Here’s the thing. You might think it’s a bit of a cop-out, but the truth is that I know how to make ravioli; I’ve made them several times with many different fillings, but unless I’m settling into an evening of pasta making with friends and family, I’d just as soon buy the suckers. But I buy them on the black market from a bona fide Italian who makes them from scratch. His family’s been making stuffed pasta back on “the boot” for over 150 years, and since coming to New York to start his own operation stateside, he’s been working covertly to supply in-the-know chefs, restaurants, and foodies with his delectable pasta pouches. Sometimes he even uses unpasteurized cheese. For shame!
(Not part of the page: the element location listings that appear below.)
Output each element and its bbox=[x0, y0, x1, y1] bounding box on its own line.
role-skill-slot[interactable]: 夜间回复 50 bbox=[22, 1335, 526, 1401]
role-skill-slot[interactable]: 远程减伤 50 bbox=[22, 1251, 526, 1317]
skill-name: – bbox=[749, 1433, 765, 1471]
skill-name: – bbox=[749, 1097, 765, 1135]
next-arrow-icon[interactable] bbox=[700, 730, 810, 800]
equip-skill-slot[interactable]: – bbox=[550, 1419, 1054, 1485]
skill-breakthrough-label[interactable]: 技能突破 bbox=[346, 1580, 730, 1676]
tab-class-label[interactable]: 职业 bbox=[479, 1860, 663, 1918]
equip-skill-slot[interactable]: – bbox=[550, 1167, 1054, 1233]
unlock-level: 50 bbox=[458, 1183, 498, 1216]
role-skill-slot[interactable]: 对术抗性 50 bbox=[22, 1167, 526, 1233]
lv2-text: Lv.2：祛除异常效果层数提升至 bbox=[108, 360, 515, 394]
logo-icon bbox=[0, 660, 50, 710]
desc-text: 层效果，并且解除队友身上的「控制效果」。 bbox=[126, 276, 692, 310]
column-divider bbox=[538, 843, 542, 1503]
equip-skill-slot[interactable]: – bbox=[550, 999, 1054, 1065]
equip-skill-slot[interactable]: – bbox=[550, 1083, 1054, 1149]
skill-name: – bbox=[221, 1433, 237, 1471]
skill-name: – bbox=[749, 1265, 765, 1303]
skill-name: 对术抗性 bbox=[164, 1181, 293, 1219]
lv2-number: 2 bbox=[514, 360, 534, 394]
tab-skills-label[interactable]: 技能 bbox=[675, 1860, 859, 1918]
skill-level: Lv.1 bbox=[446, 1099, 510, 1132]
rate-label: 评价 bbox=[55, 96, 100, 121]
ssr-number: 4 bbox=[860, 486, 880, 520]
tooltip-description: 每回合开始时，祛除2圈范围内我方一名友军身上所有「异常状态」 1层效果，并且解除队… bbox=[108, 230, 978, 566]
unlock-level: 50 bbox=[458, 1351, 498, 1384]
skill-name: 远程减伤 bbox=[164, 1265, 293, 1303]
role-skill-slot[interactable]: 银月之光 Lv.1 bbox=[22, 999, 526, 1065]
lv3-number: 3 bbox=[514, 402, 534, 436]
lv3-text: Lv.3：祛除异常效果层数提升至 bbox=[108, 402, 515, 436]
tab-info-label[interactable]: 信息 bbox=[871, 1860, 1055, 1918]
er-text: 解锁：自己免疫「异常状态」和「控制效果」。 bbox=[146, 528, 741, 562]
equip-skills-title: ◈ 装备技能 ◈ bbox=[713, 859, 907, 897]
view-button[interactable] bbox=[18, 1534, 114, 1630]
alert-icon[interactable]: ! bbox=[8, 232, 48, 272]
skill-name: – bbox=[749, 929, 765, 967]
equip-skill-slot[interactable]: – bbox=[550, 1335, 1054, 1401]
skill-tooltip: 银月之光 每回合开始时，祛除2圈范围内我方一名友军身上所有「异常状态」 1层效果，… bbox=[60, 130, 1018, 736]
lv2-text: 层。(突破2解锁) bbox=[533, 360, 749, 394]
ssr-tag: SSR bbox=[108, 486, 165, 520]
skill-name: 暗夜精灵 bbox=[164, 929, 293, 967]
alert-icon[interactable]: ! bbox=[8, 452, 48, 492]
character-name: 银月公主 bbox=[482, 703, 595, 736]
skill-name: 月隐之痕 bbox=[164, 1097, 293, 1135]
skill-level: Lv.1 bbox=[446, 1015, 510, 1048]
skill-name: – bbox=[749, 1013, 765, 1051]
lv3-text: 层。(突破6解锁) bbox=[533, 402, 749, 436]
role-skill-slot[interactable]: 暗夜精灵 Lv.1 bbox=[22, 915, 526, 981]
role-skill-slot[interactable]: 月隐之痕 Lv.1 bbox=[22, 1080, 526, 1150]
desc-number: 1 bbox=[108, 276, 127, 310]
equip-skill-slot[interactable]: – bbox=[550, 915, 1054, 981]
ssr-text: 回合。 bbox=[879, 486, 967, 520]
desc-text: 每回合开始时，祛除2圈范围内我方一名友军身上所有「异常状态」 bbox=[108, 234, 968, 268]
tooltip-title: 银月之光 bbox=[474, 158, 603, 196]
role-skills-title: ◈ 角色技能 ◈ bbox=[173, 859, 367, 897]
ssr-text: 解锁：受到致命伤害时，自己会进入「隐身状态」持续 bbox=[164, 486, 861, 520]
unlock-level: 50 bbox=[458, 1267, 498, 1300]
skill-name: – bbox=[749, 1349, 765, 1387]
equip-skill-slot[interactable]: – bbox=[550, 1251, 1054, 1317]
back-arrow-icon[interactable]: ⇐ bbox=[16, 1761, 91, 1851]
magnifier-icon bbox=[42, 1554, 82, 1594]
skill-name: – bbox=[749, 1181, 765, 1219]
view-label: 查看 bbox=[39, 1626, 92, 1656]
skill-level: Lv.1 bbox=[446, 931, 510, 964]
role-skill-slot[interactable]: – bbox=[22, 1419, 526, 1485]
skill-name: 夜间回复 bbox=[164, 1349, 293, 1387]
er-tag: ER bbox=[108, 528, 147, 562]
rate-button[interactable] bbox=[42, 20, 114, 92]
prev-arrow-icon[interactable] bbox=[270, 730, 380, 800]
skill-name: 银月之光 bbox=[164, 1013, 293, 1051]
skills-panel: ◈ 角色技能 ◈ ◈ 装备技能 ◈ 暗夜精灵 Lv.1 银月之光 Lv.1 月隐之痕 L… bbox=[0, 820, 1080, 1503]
But trust me, they are pure paradiso.I shit you not.
The first time I ever had black market rav was the summer before last. Il Maestro made a slapdash caprese, filling his ravioli with burrata cheese and tossing the pasta in olive oil, fresh basil and ever so slightly garlic-roasted cherry tomatoes. The burrata filling was a revelation. Because his pasta takes only 3 minutes to finish off in a pot of boiling water, the panna stays lose inside the pasta pouch, gushing out to create a silken cream sauce once you’ve cut into your ravioli. If you’ve never had burrata, do yourself a favor and track it down. This Italian buffalo’s milk cheese looks like mozzarella di bufala (my favorite!) on the outside, but is filled with thick panna, or cream, on the inside, for a surprise taste sensation.
Last month I bought black market pumpkin ravioli for the tasting menu The Dinner Belle prepared for Macy’s. Tossed in a brown butter brodo with crisp fried sage leaves, and topped with a sprinkle of crushed Amaretti cookies and shavings of Parmigiano-Reggiano cheese, the dish was an instant autumnal classic I’ll be making for customers and friends over and over again this season. Cutting the butter sauce with brodo, or broth, lightens and flavors the dish for both your mouth and your waistline. Seek out the best pumpkin or butternut squash ravioli in town, and you’re halfway to dinner. The brown butter sage sauce takes only a matter of minutes; so if you are feeling courageous and have time to spare, try your hand at making your own ravioli. Martha Stewart has a great pumpkin filling recipe and Mario Batali’s basic pasta dough technique has never steered me wrong.
We can’t all be lucky enough to have il Maestro in our arsenal of sacred foodie finds, but I do promise a video webisode of my most recent “score” next week. To get his number, you’ll have to butter me up.
• 2 dozen Pumpkin Ravioli
• 1 stick Unsalted Butter
• 1 bundle Sage Leaves (separated from stems)
• ½ cup Chicken, Vegetable or Parmigiano Cheese Rind Stock
• Amaretti Cookies (garnish)
• Parmigiano-Reggiano Cheese (garnish)
• Fleur de Sel
• Canola Oil
Bring a large pot of salted water to a boil. Add a dash of canola oil to the water to prevent the ravioli from sticking. Melt the butter in a large skillet over medium-low heat. When the butter has melted and the foaming subsides, add your sage leaves and fry until lightly browned and crispy on both sides, which requires flipping the leaves halfway through frying. Remove the pan from the heat and the leaves from the butter, and place the sage on paper towels to drip dry. Heavily salt the leaves with fleur de sel and set them aside to crisp up.
At this point, the white milk solids of your melted butter should have turned brown and infused your sauce with a gorgeous nutty-sage flavor and aroma. This process takes a total of about 5 minutes, so you’ll have had to work fast to prevent the butter from burning. If it’s too dark it will be bitter, in which case it’s best to cut your losses and start over with a new stick of butter.
Return the butter to medium-low heat and add the stock of your choice. Simmer until the sauce is reduced and slightly thickened, about 3 minutes. Season with fleur de sel to taste and remove from heat. Boil the ravioli in batches until just al dente. Quickly toss the pasta in the skillet with the brown butter sauce over high heat for 20 seconds, and then plate. Finish ravioli with a drizzle of any extra sauce left in your skillet, and sprinkle with shaved parmigiano, crumbled Amaretti cookies and sage leaves glistening with salt crystals. Buon appetito!